Over the last week I’ve been experimenting with integrating the voice/text processing capabilities from wit.ai with openHAB, and while it works for my simple set up, I’m looking for ways to make it more scalable and robust.
If you’re not already familiar with wit.ai it might be worth taking a few mins to try and get your head around how it works.

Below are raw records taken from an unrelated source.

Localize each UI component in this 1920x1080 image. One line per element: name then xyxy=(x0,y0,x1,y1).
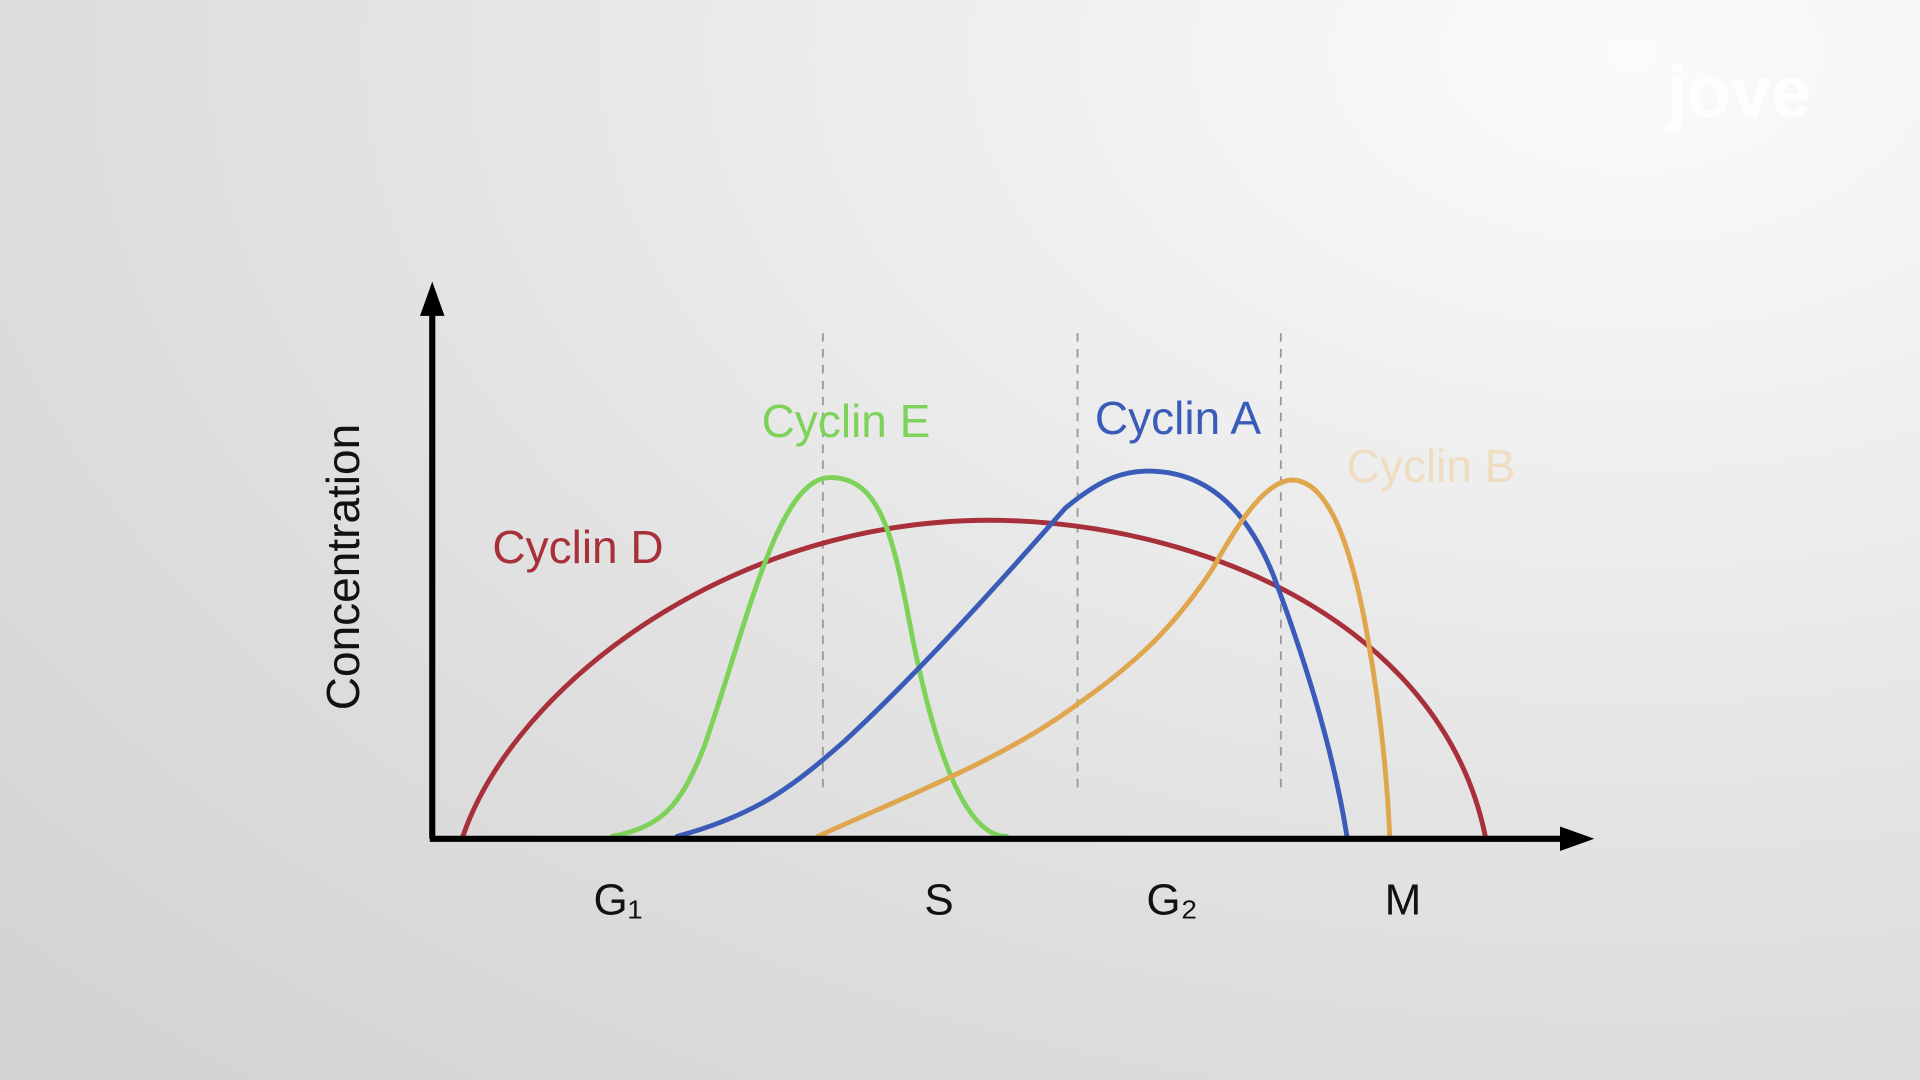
x-arrow xyxy=(1560,826,1595,852)
curve-label: Cyclin E xyxy=(762,395,931,447)
phase-label: M xyxy=(1385,876,1422,925)
cyclin-e-curve xyxy=(609,475,1009,839)
phase-label: G₁ xyxy=(593,876,642,925)
cyclin-a-curve xyxy=(674,468,1350,839)
curve-label: Cyclin B xyxy=(1347,440,1516,492)
plot xyxy=(420,281,1595,852)
phase-label: G₂ xyxy=(1146,876,1197,925)
phase-dividers xyxy=(821,333,1282,794)
cyclin-b-curve xyxy=(815,477,1393,839)
axes xyxy=(429,306,1568,842)
y-axis-label: Concentration xyxy=(317,424,369,710)
curve-label: Cyclin D xyxy=(492,521,663,573)
logo: jove xyxy=(1665,53,1811,133)
phase-label: S xyxy=(924,876,953,925)
y-arrow xyxy=(420,281,445,316)
curve-label: Cyclin A xyxy=(1095,392,1261,444)
cyclin-d-curve xyxy=(460,517,1488,839)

Here’s a quick run through my progress so far:
As some of you may know, when you use the voice controls in the mobile apps (or at least on Android), the app sends a transcribed version of what you said to the item “VoiceCommand”. I’ve got a rule set up so that when the VoiceCommand item is updated it sends the new data off to wit.ai to be processed and I receive a JSON formatted message back with with the probable meaning. Depending on what was said, and how you set up your wit.ai rules (intents), you may or maybe not receive things like device, location, state, amount etc. Once the response is received I try and extract the important parts from the message using the JSONPATH transformation tools.

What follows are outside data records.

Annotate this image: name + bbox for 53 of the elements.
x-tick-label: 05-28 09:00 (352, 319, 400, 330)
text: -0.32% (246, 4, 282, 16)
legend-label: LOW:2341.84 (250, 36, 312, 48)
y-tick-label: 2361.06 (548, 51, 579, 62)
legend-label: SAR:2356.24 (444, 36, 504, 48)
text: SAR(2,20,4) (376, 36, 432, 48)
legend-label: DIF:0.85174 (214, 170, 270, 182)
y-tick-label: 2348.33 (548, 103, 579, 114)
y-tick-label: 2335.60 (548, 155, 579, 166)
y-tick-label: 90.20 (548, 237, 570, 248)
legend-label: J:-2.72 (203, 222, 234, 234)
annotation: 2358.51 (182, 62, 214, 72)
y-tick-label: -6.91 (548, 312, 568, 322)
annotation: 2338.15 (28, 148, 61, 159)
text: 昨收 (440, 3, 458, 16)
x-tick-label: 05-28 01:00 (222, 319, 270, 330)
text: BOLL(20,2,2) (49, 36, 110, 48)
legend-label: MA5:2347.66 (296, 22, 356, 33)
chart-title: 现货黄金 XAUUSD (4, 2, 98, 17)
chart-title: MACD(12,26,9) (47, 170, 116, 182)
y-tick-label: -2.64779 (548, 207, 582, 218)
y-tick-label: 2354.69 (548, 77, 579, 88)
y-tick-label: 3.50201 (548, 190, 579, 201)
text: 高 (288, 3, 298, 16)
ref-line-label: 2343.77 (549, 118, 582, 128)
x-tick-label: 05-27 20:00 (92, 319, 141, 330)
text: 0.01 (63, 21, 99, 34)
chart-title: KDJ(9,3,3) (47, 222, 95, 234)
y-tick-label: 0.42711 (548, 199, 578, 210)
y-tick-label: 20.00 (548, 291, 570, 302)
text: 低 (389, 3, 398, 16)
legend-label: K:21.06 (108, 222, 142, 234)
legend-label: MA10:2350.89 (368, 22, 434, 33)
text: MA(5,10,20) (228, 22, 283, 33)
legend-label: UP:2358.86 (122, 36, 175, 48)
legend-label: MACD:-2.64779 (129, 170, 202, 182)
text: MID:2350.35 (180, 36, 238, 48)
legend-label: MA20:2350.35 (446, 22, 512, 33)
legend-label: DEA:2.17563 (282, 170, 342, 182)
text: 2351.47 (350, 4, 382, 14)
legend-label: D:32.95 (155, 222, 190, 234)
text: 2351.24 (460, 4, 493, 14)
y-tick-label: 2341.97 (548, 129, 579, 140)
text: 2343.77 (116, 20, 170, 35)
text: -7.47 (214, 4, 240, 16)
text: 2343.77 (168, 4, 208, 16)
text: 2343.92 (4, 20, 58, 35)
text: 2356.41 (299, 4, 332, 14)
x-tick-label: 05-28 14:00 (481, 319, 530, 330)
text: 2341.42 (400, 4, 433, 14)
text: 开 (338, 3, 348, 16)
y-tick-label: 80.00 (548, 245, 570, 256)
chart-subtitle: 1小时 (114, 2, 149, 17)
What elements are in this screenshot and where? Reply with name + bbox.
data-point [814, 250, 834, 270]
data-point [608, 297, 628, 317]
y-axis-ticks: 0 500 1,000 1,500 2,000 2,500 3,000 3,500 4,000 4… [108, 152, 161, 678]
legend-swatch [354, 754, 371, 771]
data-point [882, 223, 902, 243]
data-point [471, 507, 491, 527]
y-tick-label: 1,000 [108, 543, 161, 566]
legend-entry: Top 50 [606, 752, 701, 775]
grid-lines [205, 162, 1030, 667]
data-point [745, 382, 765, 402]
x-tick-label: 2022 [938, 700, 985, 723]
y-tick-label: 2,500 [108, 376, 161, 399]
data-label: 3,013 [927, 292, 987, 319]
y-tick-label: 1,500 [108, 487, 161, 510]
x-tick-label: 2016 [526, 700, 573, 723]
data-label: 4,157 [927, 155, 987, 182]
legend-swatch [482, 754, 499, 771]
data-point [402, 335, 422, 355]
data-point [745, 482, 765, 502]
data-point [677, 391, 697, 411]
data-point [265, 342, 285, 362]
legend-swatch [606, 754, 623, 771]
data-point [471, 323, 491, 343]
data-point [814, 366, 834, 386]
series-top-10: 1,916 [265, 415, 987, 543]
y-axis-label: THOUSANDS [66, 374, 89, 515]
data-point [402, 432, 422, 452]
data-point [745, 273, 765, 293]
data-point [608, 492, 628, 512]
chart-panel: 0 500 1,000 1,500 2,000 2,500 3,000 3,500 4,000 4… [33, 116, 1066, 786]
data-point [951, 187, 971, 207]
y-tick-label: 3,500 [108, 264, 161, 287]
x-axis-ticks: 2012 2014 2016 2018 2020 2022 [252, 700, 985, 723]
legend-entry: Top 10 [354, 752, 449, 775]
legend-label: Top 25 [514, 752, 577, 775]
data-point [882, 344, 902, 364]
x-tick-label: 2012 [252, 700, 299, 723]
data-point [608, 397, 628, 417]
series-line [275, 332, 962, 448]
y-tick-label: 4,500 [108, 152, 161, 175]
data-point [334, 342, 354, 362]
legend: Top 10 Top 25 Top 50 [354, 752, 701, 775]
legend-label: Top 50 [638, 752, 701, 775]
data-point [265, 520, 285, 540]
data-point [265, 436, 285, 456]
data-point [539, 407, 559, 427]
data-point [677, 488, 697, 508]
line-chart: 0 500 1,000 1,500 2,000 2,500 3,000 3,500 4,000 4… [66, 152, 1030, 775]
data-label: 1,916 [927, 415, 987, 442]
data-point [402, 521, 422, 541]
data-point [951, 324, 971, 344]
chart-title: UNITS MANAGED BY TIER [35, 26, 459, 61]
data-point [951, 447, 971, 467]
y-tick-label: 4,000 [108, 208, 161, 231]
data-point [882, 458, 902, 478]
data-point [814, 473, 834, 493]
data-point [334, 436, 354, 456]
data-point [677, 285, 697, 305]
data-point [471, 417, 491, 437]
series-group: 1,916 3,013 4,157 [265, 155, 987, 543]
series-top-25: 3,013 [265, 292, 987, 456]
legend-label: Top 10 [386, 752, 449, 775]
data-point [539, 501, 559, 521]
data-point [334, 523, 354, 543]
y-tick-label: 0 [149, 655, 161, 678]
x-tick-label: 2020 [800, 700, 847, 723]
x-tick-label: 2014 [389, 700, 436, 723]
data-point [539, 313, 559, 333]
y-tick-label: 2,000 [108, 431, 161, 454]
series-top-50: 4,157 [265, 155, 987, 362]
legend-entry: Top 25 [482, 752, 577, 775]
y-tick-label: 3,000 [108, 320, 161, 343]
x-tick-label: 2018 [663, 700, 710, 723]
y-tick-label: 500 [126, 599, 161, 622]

Hopefully you’re still with me! Here’s a quick example.
-
I say “turn the light on” in the openHAB android app.
-
The VoiceCommand item is updated to “turn the light on”
-
The rule that triggers during this change sends the phrase to wit.ai and receives the response. The response looks as follows:
{
“msg_id” : “2ca95ad3-610e-4d8c-99c8-b3fc2a9d71a3”,
“_text” : “turn the light on”,
“outcomes” : [ {
“_text” : “turn the light on”,
“intent” : “command_toggle”,
“entities” : {
“device” : [ {
“suggested” : true,
“value” : “light”,
“type” : “value”
} ],
“on_off” : [ {
“value” : “on”
} ]
},
“confidence” : 0.981
} ]
}
Using JSONPATH transformation I’m able to extract the intent (“command_toggle”), device (“light”) and the state (“on”) and check how confident the service is that the response is an accurate interpretation of what I said.
- Assuming I only have one light item called “light”, I can build a rule easily to handle this to turn the light on or off, something like sendCommand(device, state).
I’m now trying to progress this set up and that’s where I’m looking for some ideas on how best to approach this. Obviously if I have more than one light and perhaps my phrase was “turn the bedroom light on” wit.ai is intelligent enough to respond with the following:
{
"msg_id" : "c8b73118-590a-4d03-8103-0b60b208a549",
"_text" : "turn the bedroom light on",
"outcomes" : [ {
"_text" : "turn the bedroom light on",
"intent" : "command_toggle",
"entities" : {
"device" : [ {
"suggested" : true,
"value" : "light",
"type" : "value"
} ],
"on_off" : [ {
"value" : "on"
} ],
"location" : [ {
"suggested" : true,
"value" : "bedroom",
"type" : "value"
} ]
},
"confidence" : 0.887
} ]
}
You can see it’s added the location. OK maybe I could change the name of my items to something like “bedroom_light” and it would work for multiple lights if I concatenate the location and item but I’m not convinced this is an elegant solution so tips/ideas on how to structure the rules or items is appreciated.
Has anyone else tried to integrate voice command processing into their setup? What are your experiences or lessons learnt so far?